Wednesday, March 11, 2020

Today's Short Story Recommendation


"Time Reveals the Heart"


As I'm reading more short stories to better my own, I've decided to share my discoveries with the
Clarkesworld Sci Fi and Fantasy
half-dozen regular readers of this blog.

Today's offering hails from Clarkesworld: "Time Reveals the Heart" by Derek Kunsken. (His name contains an umlaut over the u, but I can't figure out how to add one.)

Here's the opening paragraph of this science fiction tale:

"Guo Lěi mounted the stairs to his mother’s apartment at seven in the morning. He hadn’t visited in two weeks; he never knew what he would find. It was early, but he had a launch today, maybe several, and no matter what, he tried to see his mother before every launch, just in case. When silence answered his knocks, he used his key."

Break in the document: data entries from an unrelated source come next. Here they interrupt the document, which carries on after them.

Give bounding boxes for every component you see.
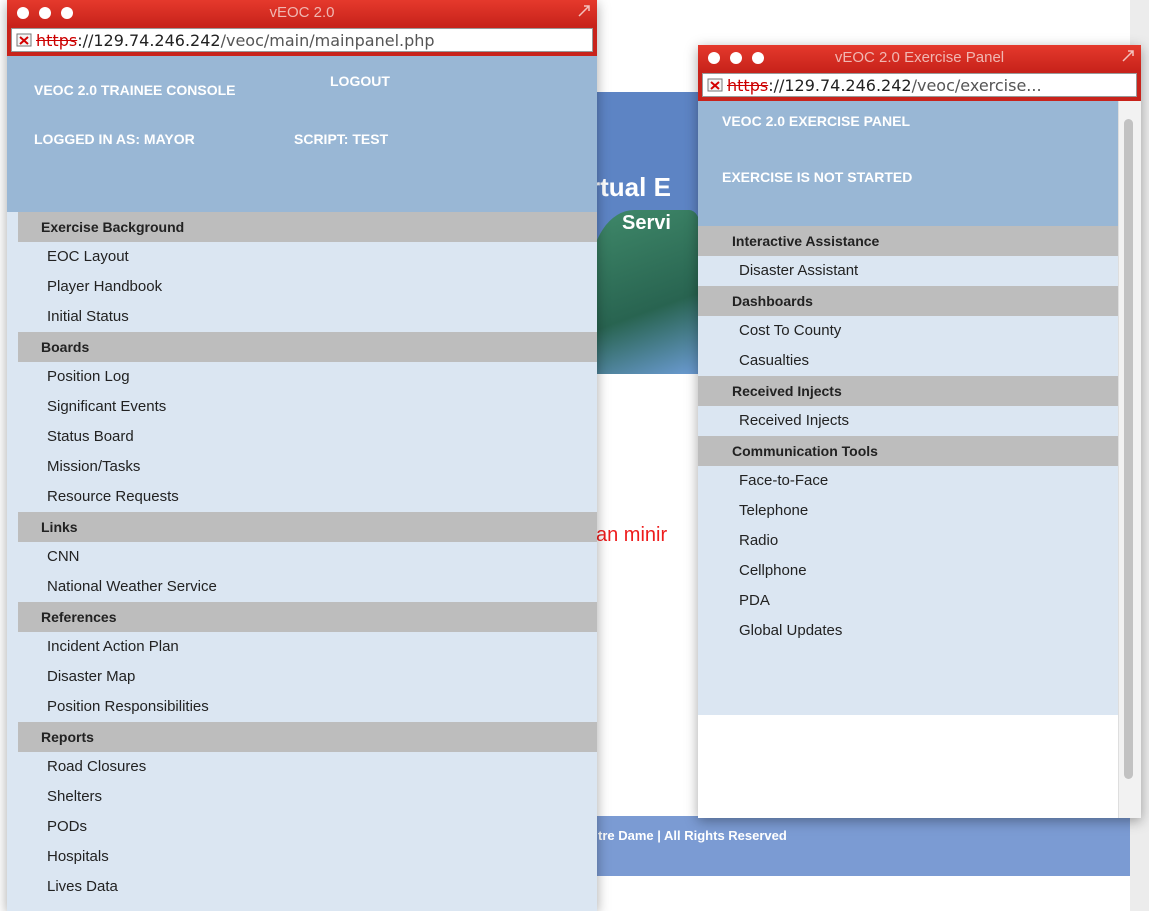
exercise-menu: Interactive Assistance Disaster Assistant… [698,226,1118,646]
menu-item-face-to-face[interactable]: Face-to-Face [698,466,1118,496]
url-field[interactable]: https ://129.74.246.242/veoc/exercise... [702,73,1137,97]
background-title-line2: Servi [622,212,671,234]
exercise-content-pane: VEOC 2.0 EXERCISE PANEL EXERCISE IS NOT … [698,101,1118,715]
menu-item-mission-tasks[interactable]: Mission/Tasks [18,452,597,482]
menu-item-casualties[interactable]: Casualties [698,346,1118,376]
insecure-lock-icon [16,33,32,47]
section-heading-exercise-background: Exercise Background [18,212,597,242]
menu-item-lives-data[interactable]: Lives Data [18,872,597,902]
menu-item-radio[interactable]: Radio [698,526,1118,556]
menu-item-received-injects[interactable]: Received Injects [698,406,1118,436]
background-footer: tre Dame | All Rights Reserved [560,816,1149,876]
menu-item-position-responsibilities[interactable]: Position Responsibilities [18,692,597,722]
console-header: VEOC 2.0 TRAINEE CONSOLE LOGOUT LOGGED I… [7,56,597,212]
logout-link[interactable]: LOGOUT [330,73,390,89]
exercise-status: EXERCISE IS NOT STARTED [722,169,913,185]
menu-item-status-board[interactable]: Status Board [18,422,597,452]
menu-item-pods[interactable]: PODs [18,812,597,842]
resize-icon[interactable] [577,4,591,18]
section-heading-boards: Boards [18,332,597,362]
section-heading-reports: Reports [18,722,597,752]
scrollbar-thumb[interactable] [1124,119,1133,779]
script-name: SCRIPT: TEST [294,131,389,147]
url-host: ://129.74.246.242 [768,75,912,95]
menu-item-hospitals[interactable]: Hospitals [18,842,597,872]
logged-in-user: LOGGED IN AS: MAYOR [34,131,195,147]
menu-item-position-log[interactable]: Position Log [18,362,597,392]
menu-item-disaster-map[interactable]: Disaster Map [18,662,597,692]
menu-item-incident-action-plan[interactable]: Incident Action Plan [18,632,597,662]
trainee-menu: Exercise Background EOC Layout Player Hand… [18,212,597,902]
menu-item-telephone[interactable]: Telephone [698,496,1118,526]
background-red-text: an minir [596,524,668,546]
background-title-line1: rtual E [590,172,671,202]
section-heading-interactive-assistance: Interactive Assistance [698,226,1118,256]
menu-item-player-handbook[interactable]: Player Handbook [18,272,597,302]
menu-item-shelters[interactable]: Shelters [18,782,597,812]
section-heading-links: Links [18,512,597,542]
menu-item-global-updates[interactable]: Global Updates [698,616,1118,646]
url-path: /veoc/main/mainpanel.php [220,30,435,50]
menu-item-initial-status[interactable]: Initial Status [18,302,597,332]
url-field[interactable]: https ://129.74.246.242/veoc/main/mainpa… [11,28,593,52]
trainee-console-window: vEOC 2.0 https ://129.74.246.242/veoc/ma… [7,0,597,911]
exercise-header: VEOC 2.0 EXERCISE PANEL EXERCISE IS NOT … [698,101,1118,226]
address-bar: https ://129.74.246.242/veoc/exercise... [698,71,1141,101]
url-protocol: https [727,75,769,95]
url-path: /veoc/exercise... [911,75,1042,95]
exercise-panel-window: vEOC 2.0 Exercise Panel https ://129.74.… [698,45,1141,818]
console-title: VEOC 2.0 TRAINEE CONSOLE [34,82,236,98]
menu-item-cost-to-county[interactable]: Cost To County [698,316,1118,346]
title-bar[interactable]: vEOC 2.0 [7,0,597,26]
address-bar: https ://129.74.246.242/veoc/main/mainpa… [7,26,597,56]
menu-item-significant-events[interactable]: Significant Events [18,392,597,422]
menu-item-road-closures[interactable]: Road Closures [18,752,597,782]
url-protocol: https [36,30,78,50]
menu-item-cellphone[interactable]: Cellphone [698,556,1118,586]
menu-item-national-weather-service[interactable]: National Weather Service [18,572,597,602]
section-heading-references: References [18,602,597,632]
window-title: vEOC 2.0 Exercise Panel [834,49,1005,66]
title-bar[interactable]: vEOC 2.0 Exercise Panel [698,45,1141,71]
insecure-lock-icon [707,78,723,92]
resize-icon[interactable] [1121,49,1135,63]
exercise-panel-title: VEOC 2.0 EXERCISE PANEL [722,113,911,129]
menu-item-disaster-assistant[interactable]: Disaster Assistant [698,256,1118,286]
section-heading-communication-tools: Communication Tools [698,436,1118,466]
footer-text: tre Dame | All Rights Reserved [598,828,787,843]
menu-item-resource-requests[interactable]: Resource Requests [18,482,597,512]
window-title: vEOC 2.0 [269,4,335,21]
url-host: ://129.74.246.242 [77,30,221,50]
section-heading-dashboards: Dashboards [698,286,1118,316]
section-heading-received-injects: Received Injects [698,376,1118,406]
menu-item-pda[interactable]: PDA [698,586,1118,616]
menu-item-eoc-layout[interactable]: EOC Layout [18,242,597,272]
menu-item-cnn[interactable]: CNN [18,542,597,572]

That's pretty nifty writing. You've got your foreshadowing, the knowledge that the protagonist's work is dangerous, and that his mother's health is an issue all bundled in the action of knocking on the door. It'd take me a page and half to get all that out. 

A story exploring time travel, addiction, the dangers of altered perception, and the worth of reality, this is a quick read, not too heavy on dialogue with nice descriptive touches such as "His voice sounded like falling drops of water, shapeless, wobbling in free fall, transparent."

Weighing in at 5804 words, "Time Reveals the Heart" is available online and as a podcast at the Clarkesword site.